Cassini: Saturn probe’s death plunge12/09/17Science & Technology
The international Cassini spacecraft at Saturn has executed the course correction which will inevitably send it to destruction at the end of the week.
The probe flew within 120,000km of Titan on Monday – an encounter which bent its trajectory enough to place it on a collision path with Saturn.
Now, it is inevitable that Cassini will plunge into Saturn’s atmosphere on Friday. The spacecraft will dismantle as it heads towards the clouds.
Since it arrived at Saturn 13 years ago, the probe has harnessed the gravity of Titan – the second largest moon in the Solar System – to slingshot itself into differing positions from which to study the planet and its surrounding rings.
The strategy has meant that Cassini has not had to fire up its propulsion system, which would consequently drain its fuel reserves when making large changes in direction.
Earl Maize, Cassini project manager at NASA’s Jet Propulsion Laboratory, Pasadena, California, said: “Cassini has been in a long-term relationship with Titan, with a new rendezvous nearly every month for more than a decade.
“This final encounter is something of a bittersweet goodbye, but as it has done throughout the mission, Titan’s gravity is once again sending Cassini where we need it to go.”

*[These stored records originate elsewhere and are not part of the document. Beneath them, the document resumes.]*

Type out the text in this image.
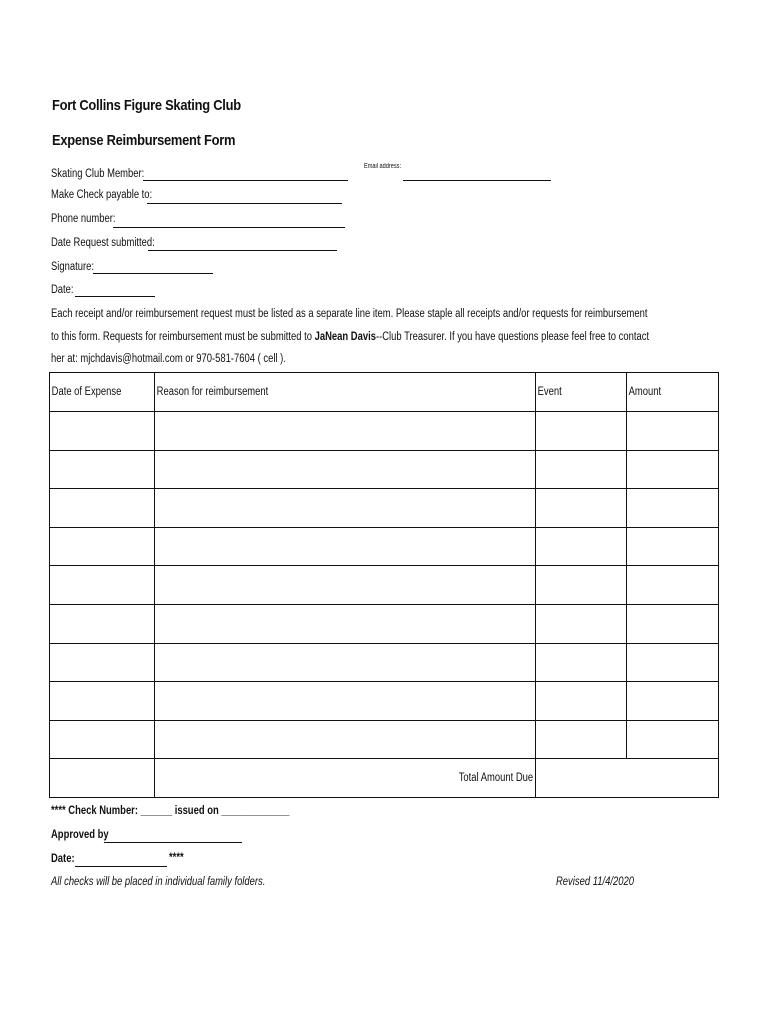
Fort Collins Figure Skating Club
Expense Reimbursement Form
Skating Club Member:
Email address:
Make Check payable to:
Phone number:
Date Request submitted:
Signature:
Date:
Each receipt and/or reimbursement request must be listed as a separate line item. Please staple all receipts and/or requests for reimbursement
to this form. Requests for reimbursement must be submitted to JaNean Davis--Club Treasurer. If you have questions please feel free to contact
her at: mjchdavis@hotmail.com or 970-581-7604 ( cell ).
Date of Expense	Reason for reimbursement	Event	Amount

	Total Amount Due		
**** Check Number: ______ issued on _____________
Approved by
Date:	****
All checks will be placed in individual family folders.	Revised 11/4/2020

In 2005, the spacecraft put a small robot called Huygens on its surface. From this it returned an image of rounded pebbles that had been smoothed by the action of flowing liquid methane. The hydrocarbon rains from Titan’s orange sky, running into huge seas at northern latitudes.
Cassini also observed what are assumed to be volcanoes, which expel an icy slush, and vast dunes made from a plastic-like sand.
The investigation of Titan – a 5,150km-wide moon – has been one of the outstanding successes of the Cassini mission. The probe recently passed Titan, gathering images and scientific data, which will be streamed back to Earth on Tuesday.
The Cassini-Huygens mission is a joint endeavour between NASA, and European and Italian space agencies.